De Sylvie Denis, 1992-2003
La veuve de Roland C. Wagner est un auteur de SF relativement discret, à l’origine de quelques romans et des nouvelles SF appréciées par la critique, mais sans réel succès commercial. Bonne idée de Folio SF, en 2003, de ressortir une anthologie des nouvelles que Sylvie Denis a rédigé au fil des années 90 (avec quelques textes plus tardifs et un inédit pour l’occasion), alors qu’elle était encore fort active dans le monde de l’édition et que l’écriture n’étant (sans doute) pas son activité principale. Bonne idée pour faire connaître l’auteur par un public plus large, à travers une publication au format poche.

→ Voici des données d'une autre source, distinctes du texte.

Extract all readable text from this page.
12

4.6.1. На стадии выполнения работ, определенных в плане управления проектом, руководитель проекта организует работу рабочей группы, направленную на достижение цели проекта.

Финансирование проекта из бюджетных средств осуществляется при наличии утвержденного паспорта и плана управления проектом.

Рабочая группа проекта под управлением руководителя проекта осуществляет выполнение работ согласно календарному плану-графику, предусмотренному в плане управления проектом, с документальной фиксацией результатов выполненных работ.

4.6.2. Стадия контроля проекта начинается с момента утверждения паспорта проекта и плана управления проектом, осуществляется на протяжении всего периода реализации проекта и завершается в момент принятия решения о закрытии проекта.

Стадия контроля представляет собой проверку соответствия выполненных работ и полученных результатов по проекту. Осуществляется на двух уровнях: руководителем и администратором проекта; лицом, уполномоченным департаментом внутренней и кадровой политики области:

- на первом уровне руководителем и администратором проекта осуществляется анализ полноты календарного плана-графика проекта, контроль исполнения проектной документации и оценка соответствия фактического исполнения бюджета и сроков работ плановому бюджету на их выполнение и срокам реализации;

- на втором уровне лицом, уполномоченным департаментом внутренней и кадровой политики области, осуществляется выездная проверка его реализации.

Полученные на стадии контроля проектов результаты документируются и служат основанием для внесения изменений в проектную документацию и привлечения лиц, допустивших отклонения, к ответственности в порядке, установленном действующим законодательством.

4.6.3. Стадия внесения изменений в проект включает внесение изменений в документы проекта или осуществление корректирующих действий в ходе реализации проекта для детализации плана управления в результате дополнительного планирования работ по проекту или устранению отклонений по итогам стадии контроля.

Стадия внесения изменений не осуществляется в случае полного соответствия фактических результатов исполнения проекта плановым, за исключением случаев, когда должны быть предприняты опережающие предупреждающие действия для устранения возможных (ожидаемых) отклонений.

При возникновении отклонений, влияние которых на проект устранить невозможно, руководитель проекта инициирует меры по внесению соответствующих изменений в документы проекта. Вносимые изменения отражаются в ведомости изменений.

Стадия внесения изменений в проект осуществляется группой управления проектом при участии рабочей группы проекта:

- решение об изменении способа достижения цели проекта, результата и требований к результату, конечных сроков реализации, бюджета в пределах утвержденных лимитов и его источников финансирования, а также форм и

Je ne peux cependant pas en dire grand chose. Les nouvelles ne m’ont certes pas laisser un souvenir impérissable. Si la lecture est agréable, je n’ai pas réellement réussi à accrocher à l’univers proposé. Ce n’est que sur les trois dernières nouvelles, Magma-plasma, Paradigme Party et Nirvana, mode d’emploi, que je me suis réellement laissé porté par les récits. Et ce sont pourtant les nouvelles les plus « classiques » du recueil, avec des histoires de conflits interplanétaires et de manipulation de la mémoire. Pour le reste, ces textes remplis d' »adulescents » en recherche de soi et d’un sens au monde qui les entoure m’ont laissé sur le bord de la route, je l’avoue volontiers.
S’il y a de belles idées au fil des textes, de l’impact du clonage dans Elisabeth for ever aux conséquences de l’excision dans le Carnaval à Lapêtre, la sensibilité féminine et le côté engagé qui va de pair ont plutôt parasité les nouvelles à mes yeux. Pas que ce soit inutile ou dérangeant, mais simplement que cela se marie mal avec une certaine recherche de la SF pour la SF. A l’instar de certaines nouvelles de la Tour de Babylone de Ted Chiang, dont j’ai parlé il y a peu, Denis a malheureusement tendance, parfois, au verbiage technico-scientifique, comme si elle voulait justifier son étiquette SF. Or la meilleure SF, même quand elle est très techno-réaliste, laisse toujours la technique s’effacer au profit de l’histoire et des personnages.
Pour le reste, comme je le disais, il y a de belles idées dans le futur dépressif et déprimant qui sert de cadre aux nouvelles de ce recueil : l’utilisation d’être humain pour remplacer des I.A. (coûte moins cher en upgrade et sert parallèlement de prison/peine de travaux publics) est par exemple très original, quelques années avant Matrix. Ou encore l’idée d’utiliser le cadre d’un EuroDisney à l’abandon comme une base arrière d’un groupuscule terroriste luttant contre la tyrannie molle du libéralisme dans In memoriam : Discoveryland. Mais ces quelques éclairs de lucidité et une prose malgré tout très travaillée ne rachète pas à mes yeux la qualité moyenne du recueil. C’est à la fois trop mou et trop torturé pour moi. Ces défauts de jeunesse se sont peut-être effacé lorsque Sylvie Denis s’est lancée dans le roman, ce qu’elle fit après sa première période de nouvelliste/éditrice, mais je n’ai pas de long signée de sa main sous la mienne pour étayer cette hypothèse. On verra bien si l’occasion se présente.